All the while the cone of the white pine was the state flower of Maine.
It’s the nonsense I miss. When people quarrel they forget for a time
that life is meaningless. Our last ended in me admitting to become
a parent solves nothing actually. The pinecone seems like it has a stain
from sap and rain. A wash. I wish the days I’m left were for planting
trees again instead of watering window-box impatiens and confinement.
Here in my hand a cone from the beautiful eastern white pine sits
stone still. Keep it that way. It isn’t true that hummingbirds can’t sing:
I hear them in my head all spring as a seed lost in the squirrel’s haste
trembles into the pine whose cone I contain long after I set it down to rest.
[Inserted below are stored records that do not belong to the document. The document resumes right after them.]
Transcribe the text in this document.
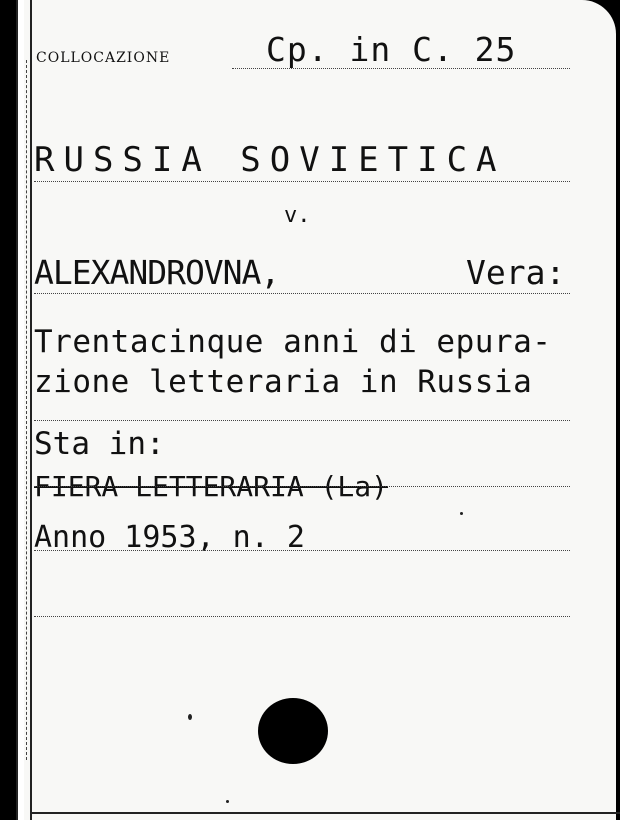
COLLOCAZIONE	Cp. in C. 25
RUSSIA SOVIETICA
v.
ALEXANDROVNA,	Vera:
Trentacinque anni di epura-
zione letteraria in Russia
Sta in:
FIERA LETTERARIA (La)
Anno 1953, n. 2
Poem Written with an Arrowhead in My Mouth
Again the sound of quartz pounding quartz
into Neolithic spear points
to be hafted onto shafts with tree-resin glue
and a twine made of fibers harvested from dead plants
comforts me as it keeps me
awake nights, leaving me feeling equally
provided for and covered in blood.
Again history’s blistery tongue in my ear blurts
the cave of the belly goes
deeper than thought, and is less wholesome:
the vapors of the breath condense there, sour
by the hour on the walls, advancing
into pools whose surfaces strobe in archaic code
and whose depths cradle my kind of salamander.
At what point in the mud does an act of what
might be called independence become
possible is the question
on all of our limbs, not minds, not yet, although
we’re getting there bit by bit, and then
we’ll plateau for a period before gliding back
down into the huddle, dragging everything with us.
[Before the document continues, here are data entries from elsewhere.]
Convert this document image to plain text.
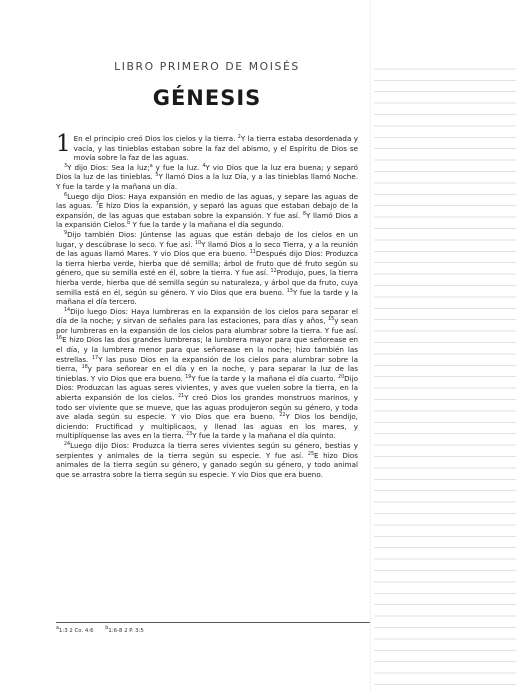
LIBRO PRIMERO DE MOISÉS

GÉNESIS

1 En el principio creó Dios los cielos y la tierra. $^2$Y la tierra estaba desordenada y vacía, y las tinieblas estaban sobre la faz del abismo, y el Espíritu de Dios se movía sobre la faz de las aguas.

$^3$Y dijo Dios: Sea la luz;$^a$ y fue la luz. $^4$Y vio Dios que la luz era buena; y separó Dios la luz de las tinieblas. $^5$Y llamó Dios a la luz Día, y a las tinieblas llamó Noche. Y fue la tarde y la mañana un día.

$^6$Luego dijo Dios: Haya expansión en medio de las aguas, y separe las aguas de las aguas. $^7$E hizo Dios la expansión, y separó las aguas que estaban debajo de la expansión, de las aguas que estaban sobre la expansión. Y fue así. $^8$Y llamó Dios a la expansión Cielos.$^b$ Y fue la tarde y la mañana el día segundo.

$^9$Dijo también Dios: Júntense las aguas que están debajo de los cielos en un lugar, y descúbrase lo seco. Y fue así. $^{10}$Y llamó Dios a lo seco Tierra, y a la reunión de las aguas llamó Mares. Y vio Dios que era bueno. $^{11}$Después dijo Dios: Produzca la tierra hierba verde, hierba que dé semilla; árbol de fruto que dé fruto según su género, que su semilla esté en él, sobre la tierra. Y fue así. $^{12}$Produjo, pues, la tierra hierba verde, hierba que dé semilla según su naturaleza, y árbol que da fruto, cuya semilla está en él, según su género. Y vio Dios que era bueno. $^{13}$Y fue la tarde y la mañana el día tercero.

$^{14}$Dijo luego Dios: Haya lumbreras en la expansión de los cielos para separar el día de la noche; y sirvan de señales para las estaciones, para días y años, $^{15}$y sean por lumbreras en la expansión de los cielos para alumbrar sobre la tierra. Y fue así. $^{16}$E hizo Dios las dos grandes lumbreras; la lumbrera mayor para que señorease en el día, y la lumbrera menor para que señorease en la noche; hizo también las estrellas. $^{17}$Y las puso Dios en la expansión de los cielos para alumbrar sobre la tierra, $^{18}$y para señorear en el día y en la noche, y para separar la luz de las tinieblas. Y vio Dios que era bueno. $^{19}$Y fue la tarde y la mañana el día cuarto. $^{20}$Dijo Dios: Produzcan las aguas seres vivientes, y aves que vuelen sobre la tierra, en la abierta expansión de los cielos. $^{21}$Y creó Dios los grandes monstruos marinos, y todo ser viviente que se mueve, que las aguas produjeron según su género, y toda ave alada según su especie. Y vio Dios que era bueno. $^{22}$Y Dios los bendijo, diciendo: Fructificad y multiplicaos, y llenad las aguas en los mares, y multiplíquense las aves en la tierra. $^{23}$Y fue la tarde y la mañana el día quinto.

$^{24}$Luego dijo Dios: Produzca la tierra seres vivientes según su género, bestias y serpientes y animales de la tierra según su especie. Y fue así. $^{25}$E hizo Dios animales de la tierra según su género, y ganado según su género, y todo animal que se arrastra sobre la tierra según su especie. Y vio Dios que era bueno.

$^a$1:3 2 Co. 4:6 $^b$1:6-8 2 P. 3:5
And when the future arrives in its vehicles
to poke through the mineralized
forms we leave behind, will we all be one to its eye,
or will it make a difference who
among us tried to stop ourselves, or tried to stop those
in charge, or whether any of us put their young
to sleep at the end, and if with poison, or with song?
Flamin’ Hot Cheetos
When I sensed I might
belong, I drew
the cotton duck drape
that hung before
the patio door
to the residency’s
clean white space
to seal me in, to seal
me in,
but my hand had been
where it had been,
and the stain it made
is blazon of my house.
The Lighthouse of Alexandria
Those figures in our literature who walk alone through cemeteries
mouthing what they read on toppled headstones inwardly
are just trying to connect with people in a way they feel
less threatened by. A number of us still don’t find it natural
anymore to be among the living, not knowing what to speak,
when to shut it down, or why to hold oneself oblique
to others mothers violence and a kind of gnarled-up sense
of syntax I wouldn’t wish on anyone. Even when its excellence
pushes back in one’s defense. As in a backseat just last week
I witnessed hatred amp up eyes I couldn’t contradict provoke
in me some pride. I’ll hate myself myself, not at someone else’s
instigation. And so it is we wade: on and into impulses
governing the many, dis-governing, trusting a counterforce
from behind the desk of self-image and -interest will coerce
the animal in us back into its box-length tension. It doesn’t
always, and often you can smell it smolder under pleasant
workaday exchanges choking airspace even when it does.